David Vitter, professional fuckface

Louisiana’s governor, ├╝ber-Republican Bobby Jindal, and his nemesis, Democratic U.S. Senator Mary Landrieu, have both unequivocally condemned Keith Bardwell, the justice of the peace in Tangipahoa Parish who refused to marry an interracial couple last week. Louisiana’s other U.S. Senator, noted whoremonger David Vitter, has remained positively silent.

Until now.

In a clip shot by the worst interviewer ever to purchase a low-end video camera, the senator admits that he’s not the only racist elected to public office in Louisiana. In case you don’t feel like clicking through, here’s the important part:

TERRIBLE INTERVIEWER: “…elected from Louisiana not to have commented on the judge that refused to marry the interracial couple. Do you –“

TERRIBLE SENATOR: “I don’t think that’s the case.”


[via BlogOfNewOrleans]

5 Comments so far

  1. danfraz on October 23rd, 2009 @ 4:40 pm

    I took it a different way. I think he was saying that he wasn’t the only official to have not commented yet….but Senator Vitter is still 100% creepy

  2. Richard (unregistered) on October 23rd, 2009 @ 5:03 pm

    Yes, technically that’s what Vitter saying, and in doing so, he completely sidesteps the question. To remain silent in the face of such an appalling instance of racism is equivalent to condoning it.

  3. Richard (unregistered) on October 23rd, 2009 @ 5:06 pm

    It should go without saying that the other elected officials who’ve not commented are guilty of condoning Bardwell’s actions, too.

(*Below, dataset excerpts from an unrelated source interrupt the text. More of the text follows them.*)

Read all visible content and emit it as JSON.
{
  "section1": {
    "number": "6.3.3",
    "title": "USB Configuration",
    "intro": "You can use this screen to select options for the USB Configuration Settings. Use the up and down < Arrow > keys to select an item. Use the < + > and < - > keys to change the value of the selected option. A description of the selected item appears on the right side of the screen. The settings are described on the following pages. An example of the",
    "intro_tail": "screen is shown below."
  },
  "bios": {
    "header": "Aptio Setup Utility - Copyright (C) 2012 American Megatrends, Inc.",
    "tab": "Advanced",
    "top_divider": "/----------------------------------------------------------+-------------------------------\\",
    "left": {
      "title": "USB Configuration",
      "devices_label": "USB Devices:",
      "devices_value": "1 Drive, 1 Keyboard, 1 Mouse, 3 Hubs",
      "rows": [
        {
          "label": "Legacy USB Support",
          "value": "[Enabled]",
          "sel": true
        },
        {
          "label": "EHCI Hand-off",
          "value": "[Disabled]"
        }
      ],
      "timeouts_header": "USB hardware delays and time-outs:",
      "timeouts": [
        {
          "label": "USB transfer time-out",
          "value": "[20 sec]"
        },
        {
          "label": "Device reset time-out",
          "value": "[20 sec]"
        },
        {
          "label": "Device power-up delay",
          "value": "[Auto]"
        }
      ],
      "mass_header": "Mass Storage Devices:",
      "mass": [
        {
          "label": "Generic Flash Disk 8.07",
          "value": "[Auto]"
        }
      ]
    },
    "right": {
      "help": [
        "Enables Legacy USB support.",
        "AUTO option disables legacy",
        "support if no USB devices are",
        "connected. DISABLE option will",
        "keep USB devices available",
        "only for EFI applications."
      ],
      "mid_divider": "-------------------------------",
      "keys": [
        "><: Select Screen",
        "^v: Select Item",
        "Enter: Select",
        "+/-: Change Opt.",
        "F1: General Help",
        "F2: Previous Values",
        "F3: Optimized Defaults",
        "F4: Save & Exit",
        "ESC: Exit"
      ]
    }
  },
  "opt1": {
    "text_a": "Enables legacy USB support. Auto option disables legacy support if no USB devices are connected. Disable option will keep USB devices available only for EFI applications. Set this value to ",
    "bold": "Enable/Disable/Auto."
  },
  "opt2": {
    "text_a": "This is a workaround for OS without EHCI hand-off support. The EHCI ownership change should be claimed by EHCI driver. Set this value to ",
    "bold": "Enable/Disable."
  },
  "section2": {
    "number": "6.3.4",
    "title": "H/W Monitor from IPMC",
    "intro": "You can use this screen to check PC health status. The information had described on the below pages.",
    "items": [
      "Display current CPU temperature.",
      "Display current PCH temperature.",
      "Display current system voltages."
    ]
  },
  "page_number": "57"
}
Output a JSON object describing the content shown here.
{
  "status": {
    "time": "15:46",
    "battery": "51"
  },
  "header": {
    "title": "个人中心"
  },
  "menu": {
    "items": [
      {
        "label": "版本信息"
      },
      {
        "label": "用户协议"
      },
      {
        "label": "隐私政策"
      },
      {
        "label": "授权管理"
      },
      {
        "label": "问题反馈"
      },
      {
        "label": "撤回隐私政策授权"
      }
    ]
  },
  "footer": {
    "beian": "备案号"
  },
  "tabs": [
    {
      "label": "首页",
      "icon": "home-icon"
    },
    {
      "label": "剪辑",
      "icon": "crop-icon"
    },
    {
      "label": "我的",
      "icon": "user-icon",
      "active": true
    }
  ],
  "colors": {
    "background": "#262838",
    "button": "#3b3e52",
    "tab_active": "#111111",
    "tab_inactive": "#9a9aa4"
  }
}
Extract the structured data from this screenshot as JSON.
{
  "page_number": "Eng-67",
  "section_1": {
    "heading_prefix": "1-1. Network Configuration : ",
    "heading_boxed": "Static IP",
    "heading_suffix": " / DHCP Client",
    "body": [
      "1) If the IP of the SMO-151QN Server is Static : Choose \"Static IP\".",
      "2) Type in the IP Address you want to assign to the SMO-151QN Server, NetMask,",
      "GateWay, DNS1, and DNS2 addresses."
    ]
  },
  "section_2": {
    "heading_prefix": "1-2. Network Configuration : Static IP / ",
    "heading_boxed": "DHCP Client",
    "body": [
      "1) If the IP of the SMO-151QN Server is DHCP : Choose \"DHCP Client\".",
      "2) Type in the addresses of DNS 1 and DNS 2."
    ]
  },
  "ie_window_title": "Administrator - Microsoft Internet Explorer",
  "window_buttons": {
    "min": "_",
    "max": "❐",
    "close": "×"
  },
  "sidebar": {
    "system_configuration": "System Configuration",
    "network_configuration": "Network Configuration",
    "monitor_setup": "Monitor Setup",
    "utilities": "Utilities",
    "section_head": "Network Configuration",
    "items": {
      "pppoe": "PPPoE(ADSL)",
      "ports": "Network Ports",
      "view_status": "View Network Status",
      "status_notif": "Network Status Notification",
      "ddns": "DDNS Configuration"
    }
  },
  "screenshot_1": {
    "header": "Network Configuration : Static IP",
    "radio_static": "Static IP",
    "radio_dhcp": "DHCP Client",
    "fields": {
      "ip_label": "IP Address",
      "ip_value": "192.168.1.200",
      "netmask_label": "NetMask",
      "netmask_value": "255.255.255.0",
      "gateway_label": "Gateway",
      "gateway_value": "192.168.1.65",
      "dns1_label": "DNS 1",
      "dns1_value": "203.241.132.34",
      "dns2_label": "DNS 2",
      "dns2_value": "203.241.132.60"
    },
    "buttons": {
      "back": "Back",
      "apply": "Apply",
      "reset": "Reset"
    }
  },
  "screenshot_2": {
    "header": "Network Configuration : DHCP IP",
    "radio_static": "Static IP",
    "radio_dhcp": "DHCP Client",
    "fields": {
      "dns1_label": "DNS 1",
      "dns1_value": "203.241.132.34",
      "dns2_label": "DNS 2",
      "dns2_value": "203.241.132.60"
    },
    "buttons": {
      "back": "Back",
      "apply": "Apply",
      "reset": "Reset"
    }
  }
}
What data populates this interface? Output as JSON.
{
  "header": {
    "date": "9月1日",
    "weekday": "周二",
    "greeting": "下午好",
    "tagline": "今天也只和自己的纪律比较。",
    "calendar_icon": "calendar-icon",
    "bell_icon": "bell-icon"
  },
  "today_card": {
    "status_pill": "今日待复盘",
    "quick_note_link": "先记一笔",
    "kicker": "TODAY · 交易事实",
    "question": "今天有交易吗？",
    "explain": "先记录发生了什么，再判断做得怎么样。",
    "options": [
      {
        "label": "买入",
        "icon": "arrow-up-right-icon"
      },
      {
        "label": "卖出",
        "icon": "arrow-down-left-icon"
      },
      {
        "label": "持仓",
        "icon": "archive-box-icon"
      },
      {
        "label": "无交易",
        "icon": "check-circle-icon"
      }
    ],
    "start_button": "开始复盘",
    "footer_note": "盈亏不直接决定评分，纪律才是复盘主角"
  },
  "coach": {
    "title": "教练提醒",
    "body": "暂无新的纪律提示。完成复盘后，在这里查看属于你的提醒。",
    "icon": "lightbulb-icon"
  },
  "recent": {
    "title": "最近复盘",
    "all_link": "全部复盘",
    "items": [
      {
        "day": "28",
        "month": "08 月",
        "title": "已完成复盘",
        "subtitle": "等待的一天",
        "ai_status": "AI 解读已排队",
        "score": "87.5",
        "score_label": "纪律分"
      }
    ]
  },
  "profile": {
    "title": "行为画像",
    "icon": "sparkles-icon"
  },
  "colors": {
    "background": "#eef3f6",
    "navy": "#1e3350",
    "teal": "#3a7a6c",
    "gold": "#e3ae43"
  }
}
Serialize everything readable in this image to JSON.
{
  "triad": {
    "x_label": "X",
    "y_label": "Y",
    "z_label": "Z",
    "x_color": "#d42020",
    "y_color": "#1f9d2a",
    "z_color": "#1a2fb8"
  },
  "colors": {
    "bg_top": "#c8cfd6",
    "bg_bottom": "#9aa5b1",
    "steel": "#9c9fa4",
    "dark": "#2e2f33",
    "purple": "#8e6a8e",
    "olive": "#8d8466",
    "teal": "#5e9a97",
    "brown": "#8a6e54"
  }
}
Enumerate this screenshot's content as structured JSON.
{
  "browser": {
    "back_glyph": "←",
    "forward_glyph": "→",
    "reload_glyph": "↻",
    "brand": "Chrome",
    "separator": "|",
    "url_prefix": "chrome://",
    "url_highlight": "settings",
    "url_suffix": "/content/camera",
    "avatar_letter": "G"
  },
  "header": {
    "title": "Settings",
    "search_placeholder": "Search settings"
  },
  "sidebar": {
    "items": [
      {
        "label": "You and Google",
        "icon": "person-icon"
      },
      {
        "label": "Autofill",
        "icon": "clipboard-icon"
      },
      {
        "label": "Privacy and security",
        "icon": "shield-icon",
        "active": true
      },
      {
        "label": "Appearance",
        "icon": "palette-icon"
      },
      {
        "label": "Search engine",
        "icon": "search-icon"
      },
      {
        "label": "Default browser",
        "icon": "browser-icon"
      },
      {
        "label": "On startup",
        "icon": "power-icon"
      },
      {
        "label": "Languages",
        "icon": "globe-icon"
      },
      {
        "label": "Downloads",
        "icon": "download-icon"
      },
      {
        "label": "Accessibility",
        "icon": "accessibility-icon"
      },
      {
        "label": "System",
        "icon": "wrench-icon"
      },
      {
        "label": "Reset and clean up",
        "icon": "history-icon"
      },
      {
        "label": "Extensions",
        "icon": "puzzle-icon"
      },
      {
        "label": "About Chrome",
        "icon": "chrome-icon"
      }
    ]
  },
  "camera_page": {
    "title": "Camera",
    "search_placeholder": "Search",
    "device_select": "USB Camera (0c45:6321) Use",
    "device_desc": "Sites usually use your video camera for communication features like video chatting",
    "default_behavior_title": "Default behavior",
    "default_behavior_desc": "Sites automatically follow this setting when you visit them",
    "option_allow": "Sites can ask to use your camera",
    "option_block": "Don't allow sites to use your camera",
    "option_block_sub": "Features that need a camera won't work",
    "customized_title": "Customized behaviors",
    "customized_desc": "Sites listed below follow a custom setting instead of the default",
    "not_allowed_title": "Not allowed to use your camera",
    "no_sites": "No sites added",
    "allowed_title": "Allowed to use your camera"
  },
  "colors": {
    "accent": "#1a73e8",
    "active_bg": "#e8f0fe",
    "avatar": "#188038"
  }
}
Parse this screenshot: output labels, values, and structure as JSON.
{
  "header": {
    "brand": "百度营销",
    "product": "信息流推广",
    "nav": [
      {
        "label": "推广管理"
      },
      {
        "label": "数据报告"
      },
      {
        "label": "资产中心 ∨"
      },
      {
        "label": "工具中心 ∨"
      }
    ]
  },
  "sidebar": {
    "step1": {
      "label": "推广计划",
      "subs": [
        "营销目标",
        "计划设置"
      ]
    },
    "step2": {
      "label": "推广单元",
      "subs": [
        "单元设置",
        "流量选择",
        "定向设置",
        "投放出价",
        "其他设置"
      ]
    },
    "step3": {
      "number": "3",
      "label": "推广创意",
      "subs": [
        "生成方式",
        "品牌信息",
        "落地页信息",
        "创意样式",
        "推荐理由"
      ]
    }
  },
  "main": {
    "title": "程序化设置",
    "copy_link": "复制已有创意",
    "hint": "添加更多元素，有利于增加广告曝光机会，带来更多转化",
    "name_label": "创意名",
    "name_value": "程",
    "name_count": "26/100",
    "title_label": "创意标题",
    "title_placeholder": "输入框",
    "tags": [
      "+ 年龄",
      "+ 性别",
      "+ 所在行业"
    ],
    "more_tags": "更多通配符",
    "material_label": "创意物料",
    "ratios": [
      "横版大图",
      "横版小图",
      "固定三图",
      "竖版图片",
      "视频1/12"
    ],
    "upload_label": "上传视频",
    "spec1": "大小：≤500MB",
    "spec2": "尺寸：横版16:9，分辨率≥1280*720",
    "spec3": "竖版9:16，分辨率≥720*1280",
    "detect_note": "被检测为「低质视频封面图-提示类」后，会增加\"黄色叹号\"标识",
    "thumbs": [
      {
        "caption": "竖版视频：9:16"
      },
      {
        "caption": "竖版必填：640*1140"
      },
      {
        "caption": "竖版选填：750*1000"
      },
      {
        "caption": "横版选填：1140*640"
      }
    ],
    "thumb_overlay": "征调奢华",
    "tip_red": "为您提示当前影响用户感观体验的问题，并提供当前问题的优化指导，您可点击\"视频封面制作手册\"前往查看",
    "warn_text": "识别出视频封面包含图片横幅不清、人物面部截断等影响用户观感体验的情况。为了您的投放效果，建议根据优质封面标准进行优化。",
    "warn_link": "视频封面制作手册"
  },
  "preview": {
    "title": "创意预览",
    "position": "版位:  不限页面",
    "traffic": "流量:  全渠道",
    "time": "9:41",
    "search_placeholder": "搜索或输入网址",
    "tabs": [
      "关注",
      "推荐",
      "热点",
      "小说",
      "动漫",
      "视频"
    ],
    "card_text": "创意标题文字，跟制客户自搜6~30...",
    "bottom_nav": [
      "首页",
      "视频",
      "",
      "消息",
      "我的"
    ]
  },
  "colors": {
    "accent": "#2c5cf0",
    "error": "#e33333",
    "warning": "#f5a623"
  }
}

Such silence would be terrible under any circumstances, but at a time when word travels faster than ever and polished PR skills are essential, it’s just plain ol’ dumb. Hasn’t everyone learned by now the importance of being proactive?

  4. June (unregistered) on October 27th, 2009 @ 10:46 pm

    I think Sen Vitter has more important things on his mind like the health care issue. More Senators should do the same.

  5. richard (rico) on October 28th, 2009 @ 5:45 am

    Well, June, I certainly agree with you that health care is important, and I would love to think that most Senators are interested in fixing a broken system. IMHO, it’s one of the biggest issues on the books: after all, if a government can’t keep its citizens alive, what CAN it do?

    On the other hand, Senator Vitter’s activities on Capitol Hill have been so partisan, divisive, and obstructive, that I have a hard time viewing him in the same heroic light as you do. In fact, I have a hard time thinking of anything that Vitter has done that comes near “heroic”.

    Also, in 2009, if Vitter doesn’t have five minutes to fire off a press release denouncing racism in his own state, what does that say? It’s not like he’s being asked to fix the problem or anything, just make a statement. It’s a pretty big issue getting national coverage. He’s not behaving as terribly as the pope did during WWII, blithely ignoring the atrocities going on just a few hundred miles north of Rome; however, you could perhaps draw some parallels.